Mais en Corée du Sud, environ 213 milliards de wons de boîtes de spam ont été vendues en 2017, six fois plus qu'en 2008, date du premier recensement en la matière.

"C'est vu comme un produit de premier choix en Corée", explique Jaynee Dykes, directrice de la marque chez Hormel Foods.

D'après une porte-parole de Homeplus, géant des supermarchés, différentes catégories de paniers sont arrivées 2e, 3e et 4e des produits les plus vendus lors du festival Chuseok 2017.

- "Gras et salé" -

Un tel phénomène serait impossible ailleurs, estime Da-Hae West, auteure de "Eat Korean", livre de recettes en langue anglaise. "Dans les pays occidentaux, le spam est considéré comme un succédané bon marché de viande, les gens le voient plutôt négativement et l'associent aux rations et à la viande de mauvaise qualité", explique-t-elle à l'AFP.

Le spam a également donné son nom aux courriels indésirables qui inondent les boîtes mail grâce à un sketch des Monty Python dans lequel des Vikings chantent à tue-tête en l'honneur du mets, couvrant toutes les autres voix.

L'aspect hautement transformé du produit qui fait se retourner certains estomacs est précisément ce qui plaît en Corée du Sud, ajoute-t-elle. "Comme le spam est salé et a une forte teneur en gras, il se marie très bien avec les éléments épicés et acidulés de la cuisine coréenne, en particulier le kimchi (spécialité à base de chou fermenté), car les saveurs s'équilibrent".

Le spam est arrivé sur la péninsule dans les années 1950 en même temps que l'armée américaine, quand les réserves de vivres pour les civils étaient maigres.

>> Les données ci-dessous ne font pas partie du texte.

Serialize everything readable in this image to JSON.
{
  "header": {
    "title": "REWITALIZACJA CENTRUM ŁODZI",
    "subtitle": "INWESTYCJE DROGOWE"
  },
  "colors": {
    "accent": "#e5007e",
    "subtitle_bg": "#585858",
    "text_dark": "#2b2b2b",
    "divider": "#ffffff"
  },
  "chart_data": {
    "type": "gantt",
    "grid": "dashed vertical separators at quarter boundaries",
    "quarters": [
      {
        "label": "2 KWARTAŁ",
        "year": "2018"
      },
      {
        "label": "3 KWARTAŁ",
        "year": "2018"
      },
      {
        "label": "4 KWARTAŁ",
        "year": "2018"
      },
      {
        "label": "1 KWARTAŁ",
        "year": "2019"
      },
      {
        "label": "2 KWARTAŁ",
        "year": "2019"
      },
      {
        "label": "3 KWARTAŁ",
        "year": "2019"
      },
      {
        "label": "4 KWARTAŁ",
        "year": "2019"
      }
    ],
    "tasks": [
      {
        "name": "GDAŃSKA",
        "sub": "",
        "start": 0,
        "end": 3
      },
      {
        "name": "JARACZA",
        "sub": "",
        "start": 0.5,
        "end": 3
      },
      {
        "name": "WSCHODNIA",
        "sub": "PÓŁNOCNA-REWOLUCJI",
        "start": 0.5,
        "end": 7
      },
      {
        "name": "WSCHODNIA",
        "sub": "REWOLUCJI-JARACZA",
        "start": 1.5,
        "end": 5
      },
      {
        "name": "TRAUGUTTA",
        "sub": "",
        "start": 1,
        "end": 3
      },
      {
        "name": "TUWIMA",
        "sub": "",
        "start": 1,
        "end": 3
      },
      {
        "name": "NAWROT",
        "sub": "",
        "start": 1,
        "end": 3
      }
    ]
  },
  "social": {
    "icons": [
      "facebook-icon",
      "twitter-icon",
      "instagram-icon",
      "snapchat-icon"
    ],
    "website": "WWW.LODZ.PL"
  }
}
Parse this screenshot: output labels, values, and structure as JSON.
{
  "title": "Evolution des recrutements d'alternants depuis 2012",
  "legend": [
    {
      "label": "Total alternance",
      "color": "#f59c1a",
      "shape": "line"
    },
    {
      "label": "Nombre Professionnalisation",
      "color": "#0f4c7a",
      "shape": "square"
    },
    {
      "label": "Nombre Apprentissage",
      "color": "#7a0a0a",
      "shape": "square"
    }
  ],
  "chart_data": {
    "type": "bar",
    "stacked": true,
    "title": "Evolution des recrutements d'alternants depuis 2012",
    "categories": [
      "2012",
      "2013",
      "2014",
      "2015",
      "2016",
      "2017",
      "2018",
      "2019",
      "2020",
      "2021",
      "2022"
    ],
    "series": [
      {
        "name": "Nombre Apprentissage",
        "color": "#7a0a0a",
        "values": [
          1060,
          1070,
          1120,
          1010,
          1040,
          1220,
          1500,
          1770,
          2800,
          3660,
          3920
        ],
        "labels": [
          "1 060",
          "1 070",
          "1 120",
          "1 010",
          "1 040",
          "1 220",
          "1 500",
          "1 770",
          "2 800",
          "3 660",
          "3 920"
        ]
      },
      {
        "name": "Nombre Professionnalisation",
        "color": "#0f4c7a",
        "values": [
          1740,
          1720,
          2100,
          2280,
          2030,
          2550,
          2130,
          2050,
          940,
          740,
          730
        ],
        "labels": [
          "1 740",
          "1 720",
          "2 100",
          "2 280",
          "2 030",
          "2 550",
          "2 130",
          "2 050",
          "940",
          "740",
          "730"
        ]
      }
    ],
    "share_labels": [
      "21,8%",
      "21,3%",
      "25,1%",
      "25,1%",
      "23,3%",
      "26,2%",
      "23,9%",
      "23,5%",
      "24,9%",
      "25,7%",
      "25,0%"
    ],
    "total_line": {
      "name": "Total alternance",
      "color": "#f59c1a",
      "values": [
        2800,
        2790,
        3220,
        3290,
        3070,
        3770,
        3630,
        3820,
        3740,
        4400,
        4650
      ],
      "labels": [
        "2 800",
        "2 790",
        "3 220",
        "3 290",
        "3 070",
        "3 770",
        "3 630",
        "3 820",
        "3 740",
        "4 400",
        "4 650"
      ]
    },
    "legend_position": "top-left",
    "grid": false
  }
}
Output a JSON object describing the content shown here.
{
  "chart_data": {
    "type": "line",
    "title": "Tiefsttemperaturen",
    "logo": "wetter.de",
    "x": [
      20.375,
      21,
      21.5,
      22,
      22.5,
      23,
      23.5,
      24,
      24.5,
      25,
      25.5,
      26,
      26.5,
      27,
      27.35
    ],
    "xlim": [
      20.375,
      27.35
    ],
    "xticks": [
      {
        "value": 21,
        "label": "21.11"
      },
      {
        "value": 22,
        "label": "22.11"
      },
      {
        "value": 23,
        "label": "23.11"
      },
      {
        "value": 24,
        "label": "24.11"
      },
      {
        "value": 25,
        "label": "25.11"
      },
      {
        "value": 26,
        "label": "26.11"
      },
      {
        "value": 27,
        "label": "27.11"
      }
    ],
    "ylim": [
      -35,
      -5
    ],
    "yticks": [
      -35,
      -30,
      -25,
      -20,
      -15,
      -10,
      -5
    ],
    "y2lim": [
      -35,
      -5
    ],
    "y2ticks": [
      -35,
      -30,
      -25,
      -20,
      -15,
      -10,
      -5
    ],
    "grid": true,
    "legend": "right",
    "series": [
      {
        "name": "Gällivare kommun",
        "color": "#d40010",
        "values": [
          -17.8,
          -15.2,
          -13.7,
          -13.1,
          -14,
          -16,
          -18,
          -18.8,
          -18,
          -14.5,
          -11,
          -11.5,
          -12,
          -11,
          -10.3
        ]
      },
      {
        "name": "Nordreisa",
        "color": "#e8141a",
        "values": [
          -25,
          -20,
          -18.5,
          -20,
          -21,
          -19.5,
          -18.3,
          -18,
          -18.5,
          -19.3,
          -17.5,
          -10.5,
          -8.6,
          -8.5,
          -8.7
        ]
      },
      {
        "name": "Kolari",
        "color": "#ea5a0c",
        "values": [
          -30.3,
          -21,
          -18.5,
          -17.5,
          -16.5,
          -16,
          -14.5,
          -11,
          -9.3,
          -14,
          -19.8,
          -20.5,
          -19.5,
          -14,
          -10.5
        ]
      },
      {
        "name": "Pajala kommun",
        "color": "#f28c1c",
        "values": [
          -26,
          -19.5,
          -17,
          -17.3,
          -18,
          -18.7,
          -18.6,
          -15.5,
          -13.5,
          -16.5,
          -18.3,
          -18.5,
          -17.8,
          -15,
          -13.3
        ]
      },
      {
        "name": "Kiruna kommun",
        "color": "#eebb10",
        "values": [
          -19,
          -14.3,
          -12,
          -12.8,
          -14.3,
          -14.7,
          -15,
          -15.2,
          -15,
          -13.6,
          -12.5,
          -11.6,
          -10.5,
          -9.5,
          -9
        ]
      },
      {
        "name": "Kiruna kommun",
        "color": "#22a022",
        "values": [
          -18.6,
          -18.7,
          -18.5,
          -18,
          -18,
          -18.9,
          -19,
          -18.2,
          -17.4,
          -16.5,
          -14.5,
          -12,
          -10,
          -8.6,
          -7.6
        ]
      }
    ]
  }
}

La viande était alors rare. Les soldats américains donnaient parfois des boîtes de spam aux habitants, qui les considéraient comme le summum de la nutrition et de la santé - et qui se nourrissaient aussi de restes de spam trouvés près des casernes américaines.

- Pauvreté -

La pauvreté était alors extrême. Les Sud-Coréens inventèrent un nouveau plat appelé "budae jjigae", ce qui signifie plus ou moins "pot-au-feu de l'armée", une concoction faite de spam, de haricots en boîte, de fromage en tranches et de kimchi. La recette reste immensément populaire.

Au fil des décennies, le spam s'est incorporé à la culture culinaire sud-coréenne. Les jeunes comme les plus âgés considèrent le pavé rose comme partie intégrante de la cuisine locale.

Chloe Kim, championne olympique américaine de snowboard half-pipe, dont les deux parents sont nés en Corée, a grandi en mangeant du spam et cela reste un de ses aliments préférés. "On a en permanence du spam dans nos placards", avait expliqué son père à USA Today Sports, à l'occasion des jeux Olympiques d'hiver organisés en février en Corée du Sud.

Les boîtes sont devenues des cadeaux tendance durant la crise financière asiatique de la fin des années 1990, quand les gens cherchaient des choses moins coûteuses à offrir que les paniers de fruits et les assortiments de boeuf.

- "Offrir et recevoir" -

L'économie s'est redressée mais la popularité des coffrets cadeau de spam ne s'est pas démentie.

Selon Hormel Foods, le pays est désormais le deuxième plus gros consommateur de spam derrière les Etats-Unis alors que sa population représente moins d'un sixième des Américains.

Chez CJ CheilJedang, franchisé local de Hormel, la moitié des ventes de l'année ont lieu lors du festival des récoltes et du Nouvel an chinois, a dit à l'AFP un porte-parole. Depuis mai, les ouvriers assemblent chaque jour 45.000 coffrets cadeau dans l'usine de la province de Chungcheong Nord, soit 10% de plus qu'en 2017.

"Le spam est le cadeau parfait pour offrir et recevoir pendant Chuseok", estime Choi Yoon-sun en faisant ses courses. "Même quand on reçoit plusieurs coffrets, ça va car le spam se conserve longtemps. Quand j'étais petite, j'adorais recevoir du spam pour Chuseok, et maintenant que je suis mariée, j'aime encore plus!"